Editorials on Labour and fiscal restraint
The Dom-Post provides a slap-down:
Finance Minister Bill English should listen carefully to his Labour opposite David Cunliffe and then do the exact opposite.
Mr Cunliffe is a clever man who proved a capable minister of health, but he is either out of his depth in the finance role or has completely abandoned principle in pursuit of popularity. There is no other explanation for his absurd criticism of the Government for refusing to loosen the purse strings in the wake of a Treasury report suggesting the recession has ended and New Zealand is in better economic shape than forecast seven months ago.
“Basically what they are saying is our books are $2 billion better off but we the Government are going to keep all of it and you the public will get none of it,” Mr Cunliffe told National Radio on Wednesday.
That is populist nonsense. The improvement in the Government’s books does not translate to money in a bank account. It is money the Government no longer needs to borrow from international financiers. The choice Mr English faces is not whether to spend or save; it is whether to borrow more or borrow less.
We’re borrowing $250 million a week. There is a slight upturn and now we are borrowing only $240 million a week, and Labour says time for a big spend up. They just do not get it.
If he were to act upon Mr Cunliffe’s urgings, he would borrow and pass the debt on to future generations – generations that will already be burdened with servicing the billions of dollars of extra debt the Government has taken on this year and will continue to take on over the next few years to stave off the worst effects of the global economic crisis.
Fiscal restraint is needed not just for a few years. First we have to reduce the deficits and get back into surplus. That may take seven years or so of fiscal restraint. But even after that, we will want to get our debt levels back down to what they were pre-recession (in case we have another one at some stage, which is likely), so we will want several years of surpluses of around 1% of GDP. So fiscal restraint is needed for at least a decade.

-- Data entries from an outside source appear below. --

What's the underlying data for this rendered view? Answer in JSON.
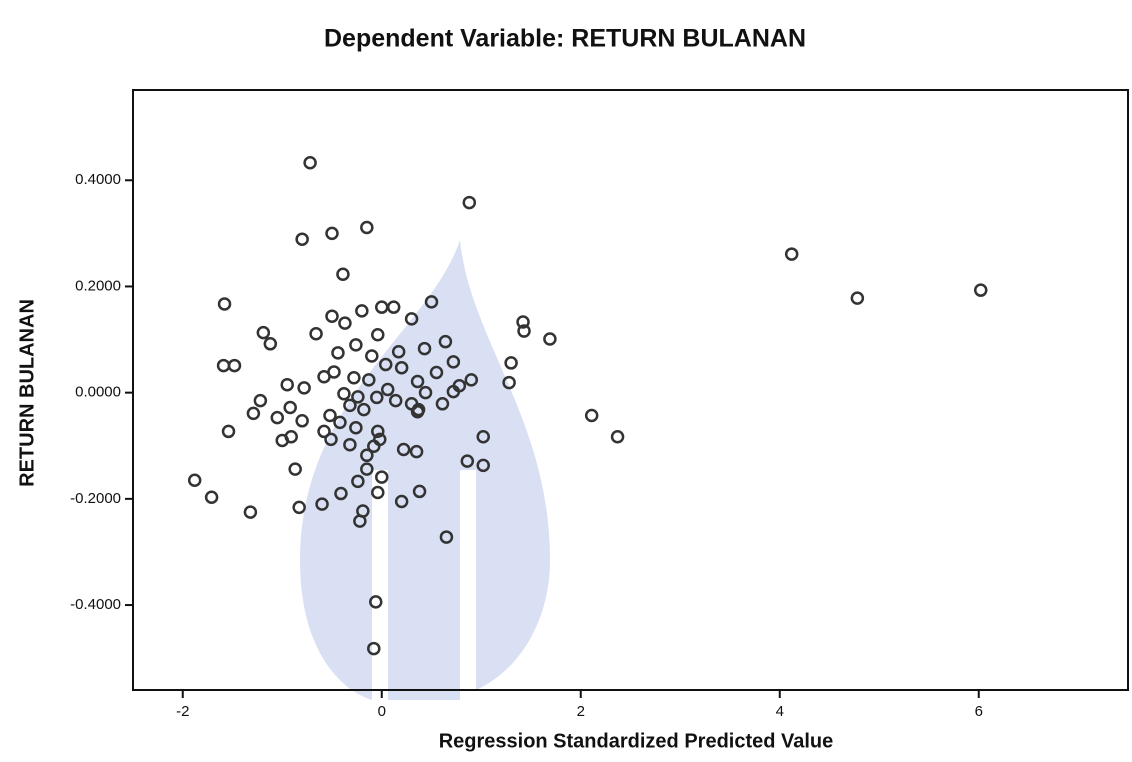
{
  "chart_data": {
    "type": "scatter",
    "title": "Dependent Variable: RETURN BULANAN",
    "x_label": "Regression Standardized Predicted Value",
    "y_label": "RETURN BULANAN",
    "color": "#333333",
    "xlim": [
      -2.5,
      7.5
    ],
    "ylim": [
      -0.56,
      0.57
    ],
    "xticks": [
      -2,
      0,
      2,
      4,
      6
    ],
    "yticks": [
      {
        "value": -0.4,
        "label": "-0.4000"
      },
      {
        "value": -0.2,
        "label": "-0.2000"
      },
      {
        "value": 0,
        "label": "0.0000"
      },
      {
        "value": 0.2,
        "label": "0.2000"
      },
      {
        "value": 0.4,
        "label": "0.4000"
      }
    ],
    "x": [
      -0.72,
      0.88,
      -0.8,
      -0.5,
      -0.15,
      4.12,
      4.78,
      6.02,
      -0.39,
      -1.58,
      0.5,
      0,
      0.12,
      -0.2,
      -0.5,
      0.3,
      1.42,
      1.43,
      -0.37,
      -1.19,
      -0.66,
      -0.04,
      -1.12,
      1.69,
      0.64,
      -0.26,
      0.17,
      0.43,
      -0.44,
      -0.1,
      0.72,
      1.3,
      -1.59,
      -1.48,
      0.04,
      0.2,
      -0.48,
      -0.58,
      0.55,
      -0.28,
      -0.13,
      0.9,
      0.36,
      1.28,
      0.78,
      -0.95,
      -0.78,
      0.06,
      0.44,
      0.72,
      -0.38,
      -0.24,
      -0.05,
      0.14,
      -1.22,
      0.3,
      -0.32,
      0.61,
      -0.92,
      -0.18,
      0.36,
      -1.29,
      -0.52,
      -1.05,
      2.11,
      -0.8,
      -0.42,
      0.37,
      -0.26,
      -0.04,
      -1.54,
      -0.58,
      -0.91,
      1.02,
      2.37,
      -1.0,
      -0.51,
      -0.02,
      -0.32,
      -0.08,
      0.22,
      0.35,
      -0.15,
      0.86,
      1.02,
      -0.87,
      -0.15,
      0,
      -0.24,
      -1.88,
      -0.41,
      0.38,
      -0.04,
      -1.71,
      0.2,
      -0.6,
      -0.83,
      -1.32,
      -0.19,
      -0.22,
      0.65,
      -0.06,
      -0.08
    ],
    "values": [
      0.433,
      0.358,
      0.289,
      0.3,
      0.311,
      0.261,
      0.178,
      0.193,
      0.223,
      0.167,
      0.171,
      0.161,
      0.161,
      0.154,
      0.144,
      0.139,
      0.133,
      0.116,
      0.131,
      0.113,
      0.111,
      0.109,
      0.092,
      0.101,
      0.096,
      0.09,
      0.077,
      0.083,
      0.075,
      0.069,
      0.058,
      0.056,
      0.051,
      0.051,
      0.053,
      0.047,
      0.039,
      0.03,
      0.038,
      0.028,
      0.024,
      0.024,
      0.021,
      0.019,
      0.013,
      0.015,
      0.009,
      0.006,
      0,
      0.002,
      -0.002,
      -0.008,
      -0.009,
      -0.015,
      -0.015,
      -0.021,
      -0.024,
      -0.021,
      -0.028,
      -0.032,
      -0.036,
      -0.039,
      -0.043,
      -0.047,
      -0.043,
      -0.053,
      -0.056,
      -0.032,
      -0.066,
      -0.073,
      -0.073,
      -0.073,
      -0.083,
      -0.083,
      -0.083,
      -0.09,
      -0.088,
      -0.088,
      -0.098,
      -0.101,
      -0.107,
      -0.111,
      -0.118,
      -0.129,
      -0.137,
      -0.144,
      -0.144,
      -0.159,
      -0.167,
      -0.165,
      -0.19,
      -0.186,
      -0.188,
      -0.197,
      -0.205,
      -0.21,
      -0.216,
      -0.225,
      -0.223,
      -0.242,
      -0.272,
      -0.394,
      -0.482
    ]
  }
}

If Mr Cunliffe really thinks the Government should be spending more now, he should have taken a greater interest in financial matters during Labour’s last nine years in office. If the government of which he was part had spent less on middle-class welfare, overpriced train sets, hip-hop study tours and shonky tertiary courses, its successor would have more to spend now on health, education and welfare. Seedcorn eaten today cannot be turned into cornflakes tomorrow. …
Money borrowed has to be repaid with interest. Mr English should ignore Mr Cunliffe’s rantings and enforce the strict spending limits detailed in the Budget.
And the limit is a limit, not a target.
Also the ODT:
Government surpluses are expected now to return two years earlier, by 2016, but government debt will still rise to an extraordinary $64.9 billion by 2013 and the burden on the public will continue to grow.
By comparison, it is $17.1 billion this year.
This means tighter conditions are a certainty – unless the Government decides future administrations can worry about the problem of paying the higher debt burden in years to come.
Considering the future cost of superannuation and healthcare, that would be very unwise.